Pelé ganha forma completa para mim quando descubro o documentário Isto é Pelé. Não sei precisar a data, mas eram tempos das videolocadoras de bairro. Até aquele momento, o rei era uma conversa de adultos nostálgicos no meu universo. Eu queria saber de Zico, Júnior, Leandro e companhia. Uma fita VHS mudou tudo. Foi ali que eu entendi Pelé. Melhor dizendo: visualizei a grandeza de Pelé. Porque, por mais que eu assistisse aos lances, há coisas inexplicáveis, impossíveis de entender. Pelé jogava para além da compreensão humana inúmeras vezes. Imagino zagueiros insones deitados na cama depois do jogo, jogadores adversários incrédulos no silêncio completo do vestiário, técnicos repassando infinitamente os lances na prancheta. Todos com uma pergunta em comum. Uma coisa a ecoar que deveria vagar entre a admiração e o assombro: como é que ele fez aquilo? Aquilo é uma gama inteira de coisas. Dribles de todos os jeitos, arrancadas, chutes de qualquer distância, um menu inteiro de cabeçadas, gols, quase gols, passes perfeitos, beleza em todos os movimentos. Pelé fazia caber, em uma palavra, uma enormidade de sentidos. A palavra bola mesmo é um exemplo. Sem Pelé, bola seria uma palavra incompleta ou meio murcha.

Dos textos que li recentemente, fiquei impressionado com alguns relatos em que a simples menção do nome foi capaz de resolver um conflito. Um interrogatório na fronteira, uma certa desavença em terra estrangeira, um repórter em zona de guerra. Para cada situação, uma palavra surge: Pelé. E após essa palavra dita, a tensão dissipa, o sorriso surge. E surge junto uma imagem que Pelé fundamentou e que anda perdida: a de um Brasil encantador, criativo, bonito de se ver. Há uma foto de um cartaz colado em uma esquina de Guadalajara na Copa do México, 1970, que mostra o significado do rei para lugares além dos nossos. Dizia o cartaz: Hoje não trabalhamos porque vamos ver Pelé.

Puskás disse que se recusava a classificar Pelé como um jogador, pois ele estava acima disso. Fontaine relatou sobre uma vontade de pendurar as chuteiras quando viu o rei jogar. O zagueiro italiano que ficou com a cruel missão de marcar Pelé numa final de Copa construiu uma frase que parece título dos grandes anúncios da Nike: Antes do jogo, eu disse a mim mesmo que ele era feito de carne e osso, como qualquer um. Mas eu estava enganado. Pelé foi e continuará sendo o maior jogador da história. A despeito das comparações e das relativizações.

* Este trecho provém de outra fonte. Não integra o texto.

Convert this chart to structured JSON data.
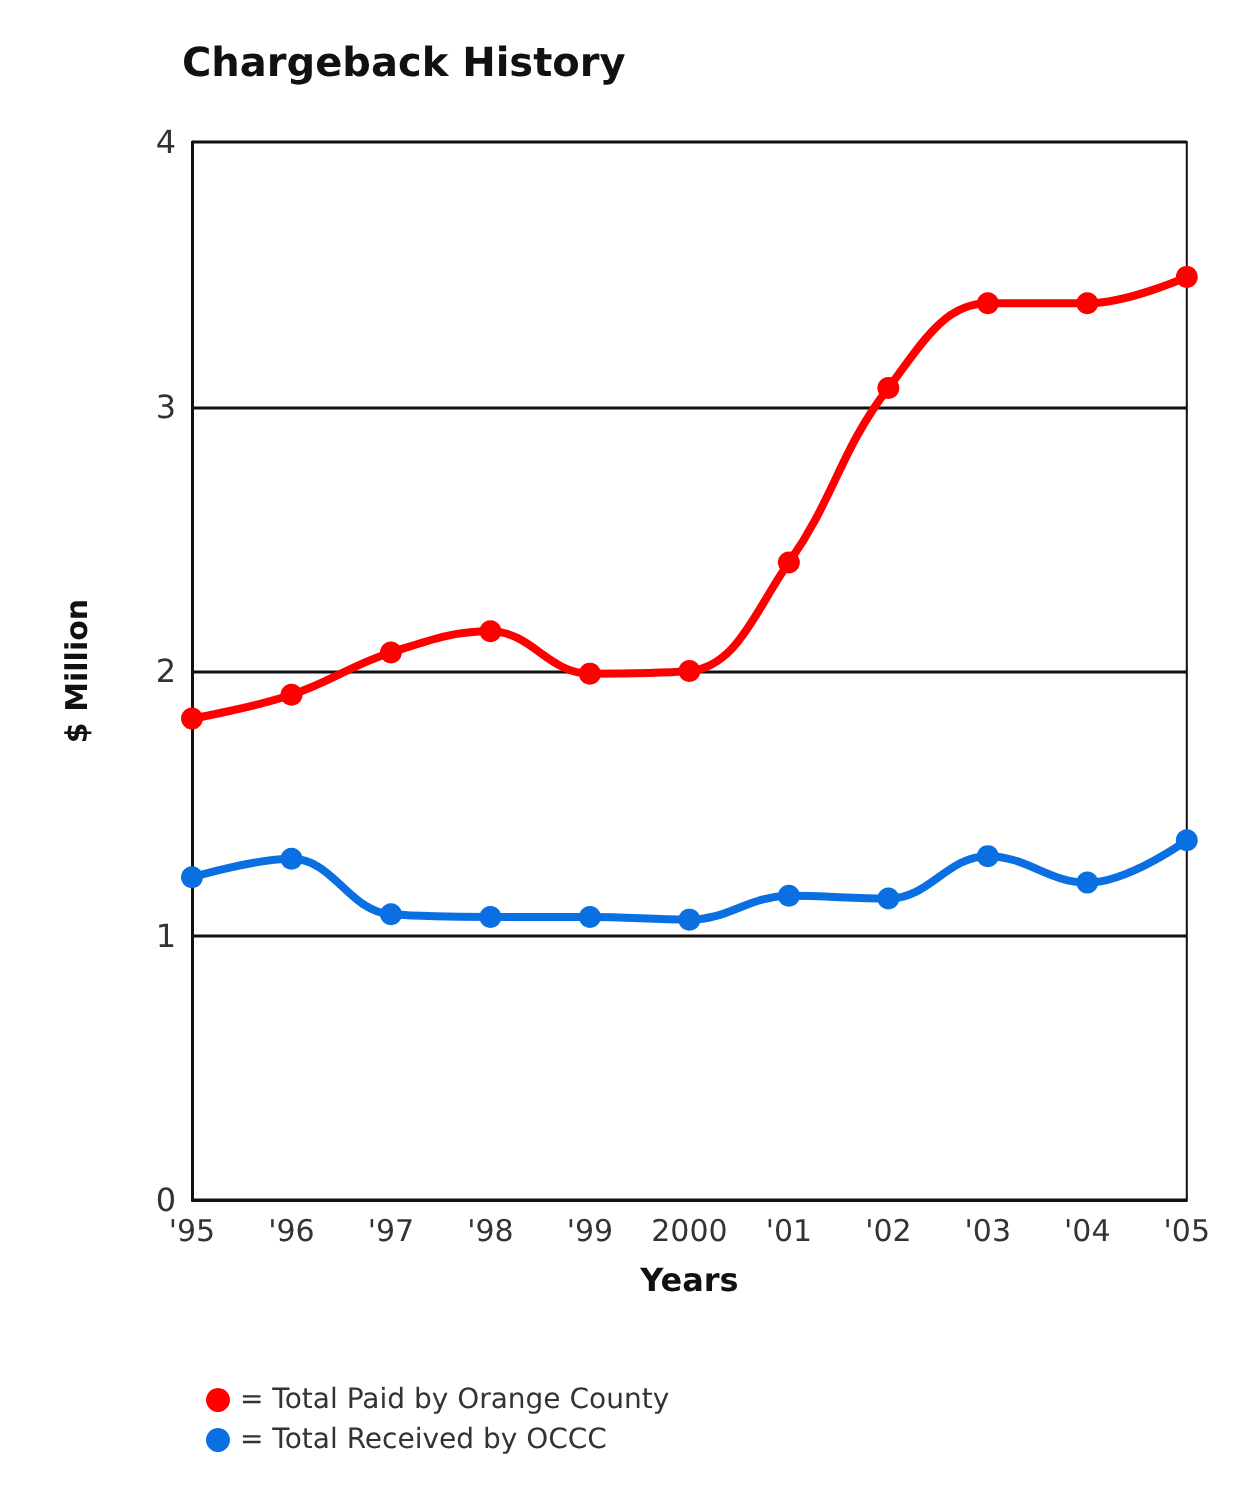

“No tempo do Pelé era mais fácil”. “O futebol era mais devagar”. “Pelé nunca jogou na Europa”. Nunca faltou argumento estapafúrdio para desmerecer o que o Pelé fez em campo. No Isto é Pelé tem uma sequência de bordoadas que ele toma em diferentes partidas. Tem tesoura, voadora, banda, tostão, chute frontal, soco. Não tinha rolamento infinito, não. O rei só ia para o chão quando a coisa era feia mesmo. Pelé jogou por anos sem a existência de cartão amarelo, nem vermelho. A chuteira pesava, a camisa era de algodão, a tecnologia do esporte estava engatinhando. Pelé jogou em condições que a pergunta certa a ser feita é: será que esses jogadores de hoje aguentariam aquelas condições?

Pelé tem a imagem reconhecida em todos os cantos do mundo, mesmo tendo parado de jogar bola décadas antes das redes sociais. Li uma suposição sobre o patrimônio material deixado pelo rei. Se aquele número é verdadeiro, é pouco. Bem pouco perto do que ele fez pelo esporte. Didi inventou o chute Folha Seca, Leônidas da Silva inventou o Gol de Bicicleta, Garrincha inventou a alegria em campo, Pelé reinventou o futebol. Jogadores medianos fizeram mais fortuna que eles. São injustiças do tempo. No mundo de hoje, o futebol deles sobraria. E o que eles faziam em campo renderia conteúdo infinito.

Nelson Rodrigues, certa vez, descreveu Pelé como uma força da natureza. Nas palavras dele, Pelé chovia, ventava, trovejava, relampejava. Eu acho essa definição tão poderosa quanto a imagem de um rei menino, de 17 anos. Quando coloquei aquele VHS para rodar, talvez tenha relampejado no quarto. Talvez, a luz do abajur tenha oscilado enquanto as cortinas balançavam com o vento. Talvez eu sinta as gotas de chuva até hoje. Talvez.